Maximino Luceño Galán (1932 – 2015)

– Qué, Maxi, ¿ya vas con el nieto?
– De nieto nada. Éste es hijo mío.

Así les respondía mi padre a los conocidos que desconocían que él, a sus cuarenta y tantos años, había vuelto a ser padre. De mí. Respuestas que a veces daba cuando me sacaba de paseo, cuando el turno en el trabajo o la libranza del mismo se lo permitían. Bueno, más que salir de paseo, mi padre, Maxi, me hacía partícipe de sus encuentros con sus paisanos extremeños, emigrados como él a Barakaldo. Me llevaba a bares donde él y los demás trasegaban vino y compartían penurias laborales, tabernas que entonces se llenaban de hombres antes de la hora de comer, bares en los que mi padre y los otros me invitaban a mosto y a jugar a la máquina de petacos. Bares sobre los que mi padre me advertía que no le dijese nada a ama cuando llegásemos a casa. Pero yo, claro, no podía callar y lo soltaba a las primeras de cambio y mi padre, sonriendo, me llamaba alcahuete.

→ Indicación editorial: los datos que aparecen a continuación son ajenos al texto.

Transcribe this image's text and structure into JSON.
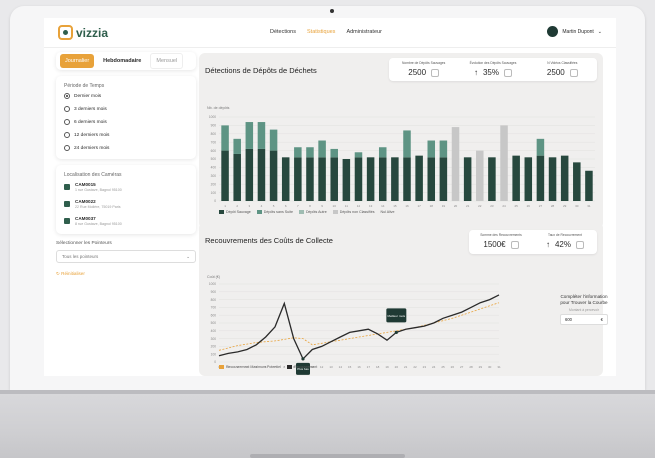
{
  "app": {
    "logo_text": "vizzia",
    "nav": [
      "Détections",
      "Statistiques",
      "Administrateur"
    ],
    "active_nav_index": 1,
    "user_name": "Martin Dupont"
  },
  "sidebar": {
    "period_tabs": [
      "Journalier",
      "Hebdomadaire",
      "Mensuel"
    ],
    "timeframe_title": "Période de Temps",
    "timeframe_options": [
      "Dernier mois",
      "3 derniers mois",
      "6 derniers mois",
      "12 derniers mois",
      "24 derniers mois"
    ],
    "timeframe_selected": 0,
    "cameras_title": "Localisation des Caméras",
    "cameras": [
      {
        "name": "CAM0015",
        "sub": "1 rue Gustave, Bagnol 95100"
      },
      {
        "name": "CAM0022",
        "sub": "22 Rue Molière, 75019 Paris"
      },
      {
        "name": "CAM0037",
        "sub": "8 rue Gustave, Bagnol 95100"
      }
    ],
    "select_label": "Sélectionner les Pointeurs",
    "select_value": "Tous les pointeurs",
    "reset_label": "Réinitialiser"
  },
  "detections": {
    "title": "Détections de Dépôts de Déchets",
    "kpis": [
      {
        "label": "Nombre de Dépôts Sauvages",
        "value": "2500"
      },
      {
        "label": "Évolution des Dépôts Sauvages",
        "value": "35%"
      },
      {
        "label": "N Vidéos Classifiées",
        "value": "2500"
      }
    ],
    "legend": [
      "Dépôt Sauvage",
      "Dépôts sans Suite",
      "Dépôts Autre",
      "Dépôts non Classifiés",
      "Nul Alive"
    ]
  },
  "costs": {
    "title": "Recouvrements des Coûts de Collecte",
    "kpis": [
      {
        "label": "Somme des Recouvrements",
        "value": "1500€"
      },
      {
        "label": "Taux de Recouvrement",
        "value": "42%"
      }
    ],
    "legend": [
      "Recouvrement Maximum Potentiel",
      "Recouvrement"
    ],
    "widget_title": "Compléter l'information pour Trouver la Courbe",
    "widget_sub": "Montant à percevoir",
    "widget_value": "600",
    "widget_unit": "€"
  },
  "chart_data": [
    {
      "type": "bar",
      "title": "Détections de Dépôts de Déchets",
      "ylabel": "Nb. de dépôts",
      "ylim": [
        0,
        1000
      ],
      "categories": [
        "1",
        "2",
        "3",
        "4",
        "5",
        "6",
        "7",
        "8",
        "9",
        "10",
        "11",
        "12",
        "13",
        "14",
        "15",
        "16",
        "17",
        "18",
        "19",
        "20",
        "21",
        "22",
        "23",
        "24",
        "25",
        "26",
        "27",
        "28",
        "29",
        "30",
        "31"
      ],
      "series": [
        {
          "name": "Dépôt Sauvage",
          "color": "#27483e",
          "values": [
            600,
            560,
            620,
            620,
            600,
            520,
            520,
            520,
            520,
            520,
            500,
            520,
            520,
            520,
            520,
            520,
            540,
            520,
            520,
            0,
            520,
            0,
            520,
            0,
            540,
            520,
            540,
            520,
            540,
            460,
            360
          ]
        },
        {
          "name": "Dépôts sans Suite",
          "color": "#5e9484",
          "values": [
            300,
            180,
            320,
            320,
            250,
            0,
            120,
            120,
            200,
            100,
            0,
            60,
            0,
            120,
            0,
            320,
            0,
            200,
            200,
            0,
            0,
            0,
            0,
            0,
            0,
            0,
            200,
            0,
            0,
            0,
            0
          ]
        },
        {
          "name": "Dépôts non Classifiés",
          "color": "#c7c7c7",
          "values": [
            0,
            0,
            0,
            0,
            0,
            0,
            0,
            0,
            0,
            0,
            0,
            0,
            0,
            0,
            0,
            0,
            0,
            0,
            0,
            880,
            0,
            600,
            0,
            900,
            0,
            0,
            0,
            0,
            0,
            0,
            0
          ]
        }
      ]
    },
    {
      "type": "line",
      "title": "Recouvrements des Coûts de Collecte",
      "ylabel": "Coût (€)",
      "ylim": [
        0,
        1000
      ],
      "x": [
        1,
        2,
        3,
        4,
        5,
        6,
        7,
        8,
        9,
        10,
        11,
        12,
        13,
        14,
        15,
        16,
        17,
        18,
        19,
        20,
        21,
        22,
        23,
        24,
        25,
        26,
        27,
        28,
        29,
        30,
        31
      ],
      "series": [
        {
          "name": "Recouvrement Maximum Potentiel",
          "color": "#e8a23a",
          "style": "dashed",
          "values": [
            150,
            180,
            210,
            230,
            250,
            260,
            270,
            290,
            310,
            300,
            220,
            240,
            260,
            280,
            300,
            320,
            340,
            360,
            380,
            400,
            420,
            440,
            470,
            500,
            530,
            560,
            600,
            640,
            680,
            720,
            760
          ]
        },
        {
          "name": "Recouvrement",
          "color": "#2a2a2a",
          "values": [
            80,
            110,
            130,
            160,
            220,
            320,
            450,
            750,
            300,
            40,
            160,
            200,
            260,
            320,
            380,
            400,
            420,
            360,
            280,
            380,
            420,
            440,
            460,
            500,
            560,
            600,
            640,
            700,
            760,
            800,
            860
          ]
        }
      ],
      "annotations": [
        "Meilleur mois",
        "Plus bas"
      ]
    }
  ]
}
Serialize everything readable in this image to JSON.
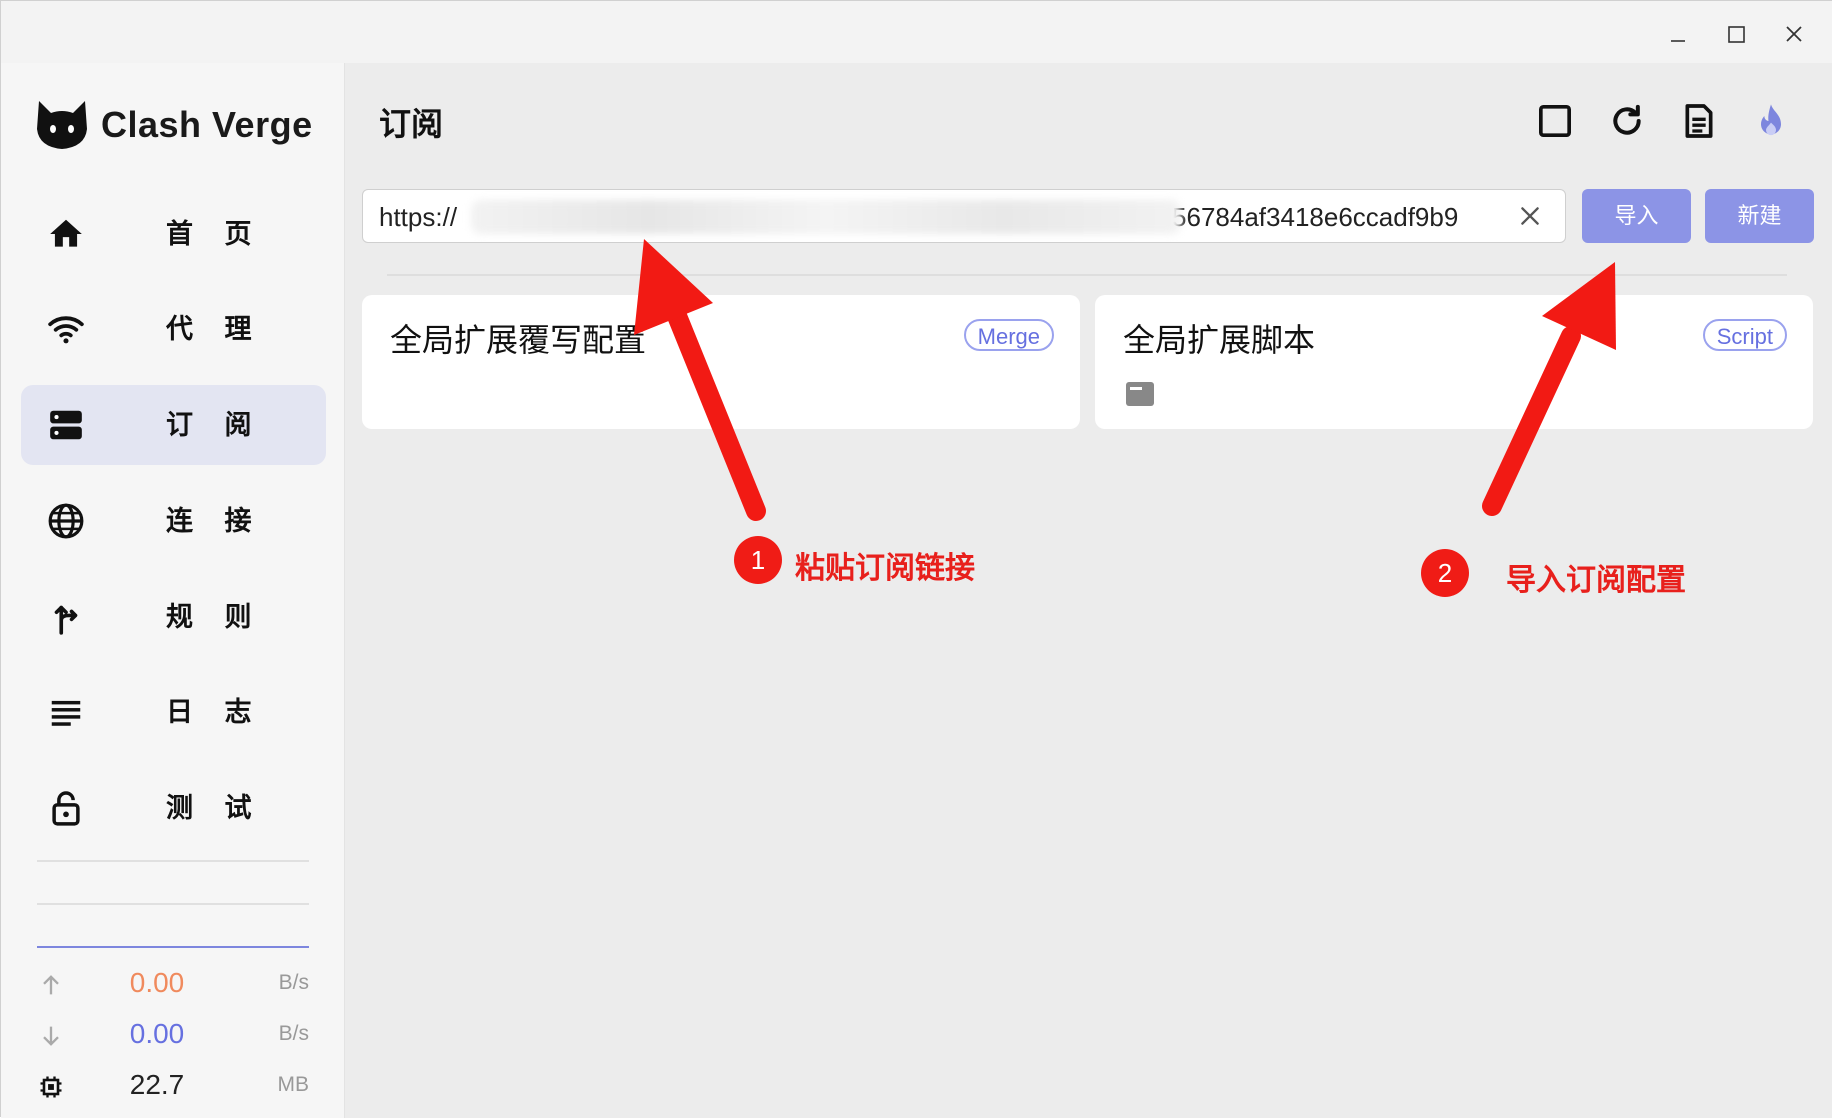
{
  "window": {
    "controls": {
      "minimize_icon": "minimize-icon",
      "maximize_icon": "maximize-icon",
      "close_icon": "close-icon"
    }
  },
  "app": {
    "name": "Clash Verge",
    "logo_icon": "cat-logo-icon"
  },
  "sidebar": {
    "items": [
      {
        "label": "首 页",
        "icon": "home-icon"
      },
      {
        "label": "代 理",
        "icon": "wifi-icon"
      },
      {
        "label": "订 阅",
        "icon": "storage-icon",
        "active": true
      },
      {
        "label": "连 接",
        "icon": "globe-icon"
      },
      {
        "label": "规 则",
        "icon": "fork-icon"
      },
      {
        "label": "日 志",
        "icon": "list-icon"
      },
      {
        "label": "测 试",
        "icon": "lock-icon"
      }
    ],
    "traffic": {
      "upload": {
        "value": "0.00",
        "unit": "B/s",
        "icon": "arrow-up-icon",
        "color": "#f08a5d"
      },
      "download": {
        "value": "0.00",
        "unit": "B/s",
        "icon": "arrow-down-icon",
        "color": "#6670e0"
      },
      "memory": {
        "value": "22.7",
        "unit": "MB",
        "icon": "chip-icon",
        "color": "#222222"
      }
    }
  },
  "main": {
    "title": "订阅",
    "header_icons": [
      "square-icon",
      "refresh-icon",
      "document-icon",
      "fire-icon"
    ],
    "url_input": {
      "value_visible_start": "https://",
      "value_visible_end": "56784af3418e6ccadf9b9",
      "clear_icon": "clear-icon"
    },
    "buttons": {
      "import": "导入",
      "new": "新建"
    },
    "cards": [
      {
        "title": "全局扩展覆写配置",
        "badge": "Merge"
      },
      {
        "title": "全局扩展脚本",
        "badge": "Script",
        "icon": "file-icon"
      }
    ]
  },
  "annotations": [
    {
      "number": "1",
      "text": "粘贴订阅链接"
    },
    {
      "number": "2",
      "text": "导入订阅配置"
    }
  ],
  "colors": {
    "accent": "#8c94e6",
    "arrow": "#f21a14",
    "active_nav": "#e3e5f2"
  }
}
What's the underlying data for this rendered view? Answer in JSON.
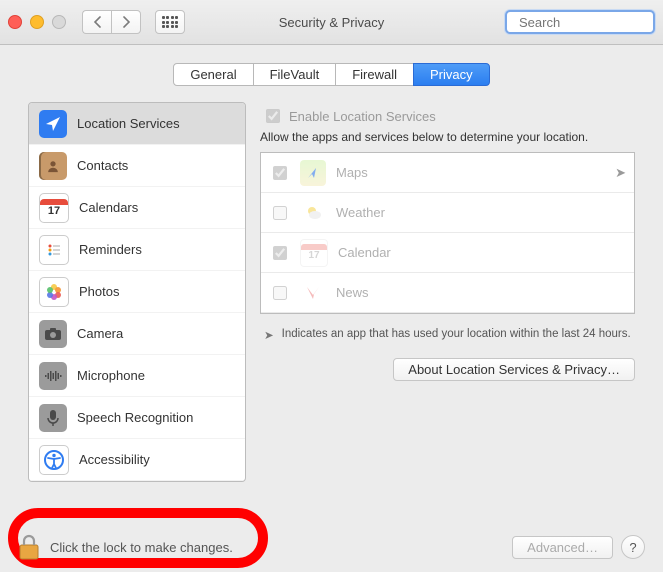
{
  "window": {
    "title": "Security & Privacy"
  },
  "search": {
    "placeholder": "Search"
  },
  "tabs": [
    {
      "label": "General",
      "selected": false
    },
    {
      "label": "FileVault",
      "selected": false
    },
    {
      "label": "Firewall",
      "selected": false
    },
    {
      "label": "Privacy",
      "selected": true
    }
  ],
  "sidebar": {
    "items": [
      {
        "label": "Location Services",
        "icon": "location-arrow-icon",
        "icon_bg": "#2f7cf1",
        "selected": true
      },
      {
        "label": "Contacts",
        "icon": "contacts-icon",
        "icon_bg": "#c89a6a"
      },
      {
        "label": "Calendars",
        "icon": "calendar-icon",
        "icon_bg": "#ffffff"
      },
      {
        "label": "Reminders",
        "icon": "reminders-icon",
        "icon_bg": "#ffffff"
      },
      {
        "label": "Photos",
        "icon": "photos-icon",
        "icon_bg": "#ffffff"
      },
      {
        "label": "Camera",
        "icon": "camera-icon",
        "icon_bg": "#9b9b9b"
      },
      {
        "label": "Microphone",
        "icon": "microphone-icon",
        "icon_bg": "#9b9b9b"
      },
      {
        "label": "Speech Recognition",
        "icon": "speech-icon",
        "icon_bg": "#9b9b9b"
      },
      {
        "label": "Accessibility",
        "icon": "accessibility-icon",
        "icon_bg": "#3074f1"
      }
    ]
  },
  "right": {
    "enable_label": "Enable Location Services",
    "enable_checked": true,
    "description": "Allow the apps and services below to determine your location.",
    "apps": [
      {
        "name": "Maps",
        "checked": true,
        "icon": "maps-icon",
        "indicator": true
      },
      {
        "name": "Weather",
        "checked": false,
        "icon": "weather-icon",
        "indicator": false
      },
      {
        "name": "Calendar",
        "checked": true,
        "icon": "calendar-icon",
        "indicator": false
      },
      {
        "name": "News",
        "checked": false,
        "icon": "news-icon",
        "indicator": false
      }
    ],
    "indicator_note": "Indicates an app that has used your location within the last 24 hours.",
    "about_label": "About Location Services & Privacy…"
  },
  "footer": {
    "lock_text": "Click the lock to make changes.",
    "advanced_label": "Advanced…",
    "help_label": "?"
  }
}
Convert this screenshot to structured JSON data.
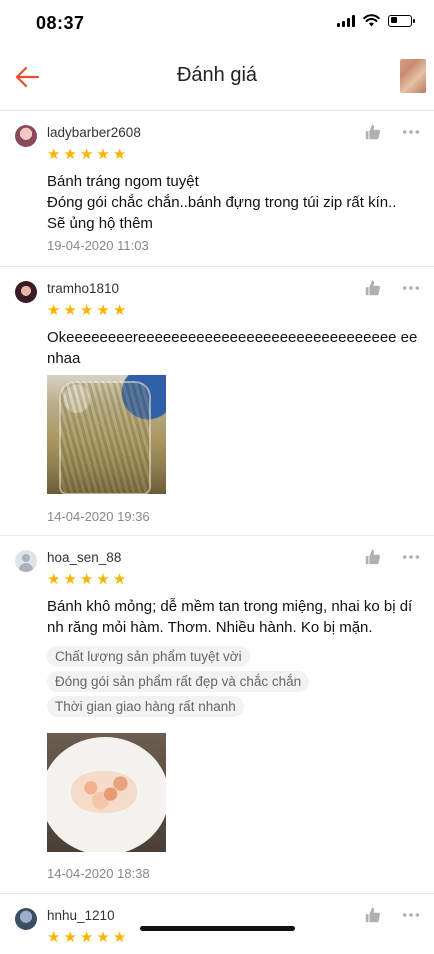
{
  "status_bar": {
    "time": "08:37",
    "battery_level": 0.35
  },
  "header": {
    "title": "Đánh giá"
  },
  "icons": {
    "back": "arrow-left-icon",
    "like": "thumbs-up-icon",
    "more": "more-horizontal-icon",
    "star": "star-icon"
  },
  "colors": {
    "accent": "#ee4d2d",
    "star": "#f7b500",
    "tag_bg": "#f2f2f2"
  },
  "reviews": [
    {
      "username": "ladybarber2608",
      "rating": 5,
      "text": "Bánh tráng ngom tuyệt\nĐóng gói chắc chắn..bánh đựng trong túi zip rất kín..\nSẽ ủng hộ thêm",
      "date": "19-04-2020 11:03"
    },
    {
      "username": "tramho1810",
      "rating": 5,
      "text": "Okeeeeeeeereeeeeeeeeeeeeeeeeeeeeeeeeeeeeee ee nhaa",
      "date": "14-04-2020 19:36"
    },
    {
      "username": "hoa_sen_88",
      "rating": 5,
      "text": "Bánh khô mỏng; dễ mềm tan trong miệng, nhai ko bị dính răng mỏi hàm. Thơm. Nhiều hành. Ko bị mặn.",
      "tags": [
        "Chất lượng sản phẩm tuyệt vời",
        "Đóng gói sản phẩm rất đẹp và chắc chắn",
        "Thời gian giao hàng rất nhanh"
      ],
      "date": "14-04-2020 18:38"
    },
    {
      "username": "hnhu_1210",
      "rating": 5
    }
  ]
}
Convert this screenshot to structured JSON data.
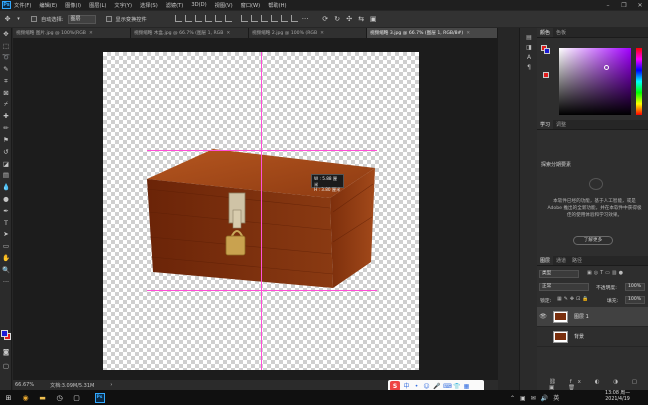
{
  "menubar": {
    "items": [
      "文件(F)",
      "编辑(E)",
      "图像(I)",
      "图层(L)",
      "文字(Y)",
      "选择(S)",
      "滤镜(T)",
      "3D(D)",
      "视图(V)",
      "窗口(W)",
      "帮助(H)"
    ]
  },
  "options": {
    "auto_select_label": "自动选择:",
    "auto_select_value": "图层",
    "show_transform_label": "显示变换控件"
  },
  "tabs": [
    {
      "label": "视频缩略 图片.jpg @ 100%(RGB",
      "active": false
    },
    {
      "label": "视频缩略 木盒.jpg @ 66.7% (图层 1, RGB",
      "active": false
    },
    {
      "label": "视频缩略 2.jpg @ 100% (RGB",
      "active": false
    },
    {
      "label": "视频缩略 3.jpg @ 66.7% (图层 1, RGB/8#)",
      "active": true
    }
  ],
  "canvas": {
    "tooltip_w": "W : 5.88 厘米",
    "tooltip_h": "H : 3.80 厘米"
  },
  "status": {
    "zoom": "66.67%",
    "doc": "文档:3.09M/5.31M"
  },
  "panels": {
    "color_tabs": [
      "颜色",
      "色板"
    ],
    "learn_tabs": [
      "学习",
      "调整"
    ],
    "learn_section": "探索分期要素",
    "learn_text": "本软件已经的功能，基于人工智能，或是 Adobe 推出的全新功能，并在本软件中获得极佳的使用体验和学习效果。",
    "learn_button": "了解更多",
    "layer_tabs": [
      "图层",
      "通道",
      "路径"
    ],
    "kind_label": "类型",
    "blend_mode": "正常",
    "opacity_label": "不透明度:",
    "opacity_value": "100%",
    "lock_label": "锁定:",
    "fill_label": "填充:",
    "fill_value": "100%",
    "layers": [
      {
        "name": "图层 1",
        "selected": true
      },
      {
        "name": "背景",
        "selected": false
      }
    ]
  },
  "taskbar": {
    "time": "13:08 周一",
    "date": "2021/4/19"
  },
  "colors": {
    "accent_guides": "#ff4fd8",
    "ps_blue": "#31a8ff",
    "foreground": "#1b1bd6",
    "background": "#e01c1c"
  }
}
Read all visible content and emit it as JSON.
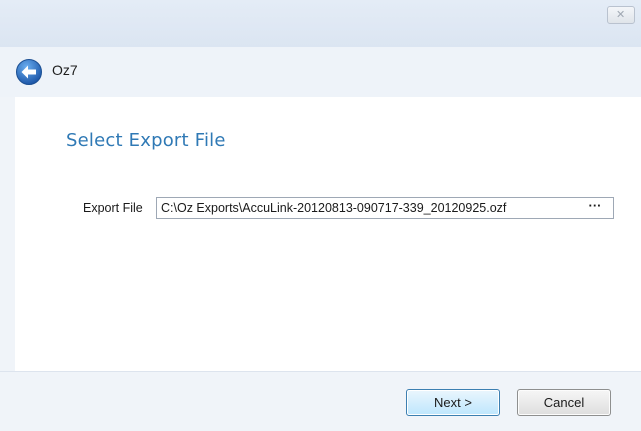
{
  "window": {
    "close_glyph": "✕",
    "app_title": "Oz7"
  },
  "icons": {
    "back": "back-arrow-icon",
    "close": "close-icon"
  },
  "colors": {
    "title_accent": "#2f79b5",
    "back_icon": "#1c66b8",
    "next_button_border": "#3c7fb1"
  },
  "page": {
    "title": "Select Export File"
  },
  "export_field": {
    "label": "Export File",
    "value": "C:\\Oz Exports\\AccuLink-20120813-090717-339_20120925.ozf",
    "browse_label": "···"
  },
  "footer": {
    "next_label": "Next >",
    "cancel_label": "Cancel"
  }
}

Cuando yo era niño mi padre era fuerte. Trabajaba en una fábrica en la que se fundían metales o acero u oro. No lo sé. Pero sí recuerdo que, de vez en cuando, traía a casa camiones de hierro que encontraba entre la chatarra que luego iba a ser fundida. Sólo sé (y eso lo he sabido con los años) que era un trabajo para personas fuertes en muchos sentidos. Mi padre era fuerte. Su trabajo era a turnos. Cuando le tocaba trabajar de tarde me gustaba porque, al regresar yo del colegio, le pillaba comiendo. Huevos fritos regados con vinagre. Mi padre me permitía untar en su yema. Cuando le tocaba trabajar de noche me gustaba porque podía dormir con mi madre. Cuando mi padre trabajaba de mañana no recuerdo qué sentía yo.

Cuando libraba, mi padre iba a jugar la partida al Comunista, a la sede del PCE. Un gran bar cargado de humo y repleto de hombres que jugaban al tute y al mus. Mi padre jugaba al tute. Nunca aprendió a jugar al mus. El comunista estaba presidido por dos enormes fotos de Marx y supongo que de Engels encima de la barra. El hombre que regentaba el bar portaba un reloj cuya esfera era roja y tenía grabado en ella la hoz y el martillo. El Comunista también tenía un reservado en el que se daban cursos de karate a niños y en el que había dos pastores alemanes inmensos. Cuando mi padre libraba, iba a jugar al tute allí, aunque él no era comunista. Mi madre, a veces, me mandaba a ir a buscarlo, enfadada porque llegaba tarde para ir a pasear. A mí me gustaba ir a buscarle. Me acercaba a su mesa y sus compañeros de partida me removían el pelo y hacían bromas. Mi padre, a veces, conseguía una baraja vieja de naipes del Comunista para mí.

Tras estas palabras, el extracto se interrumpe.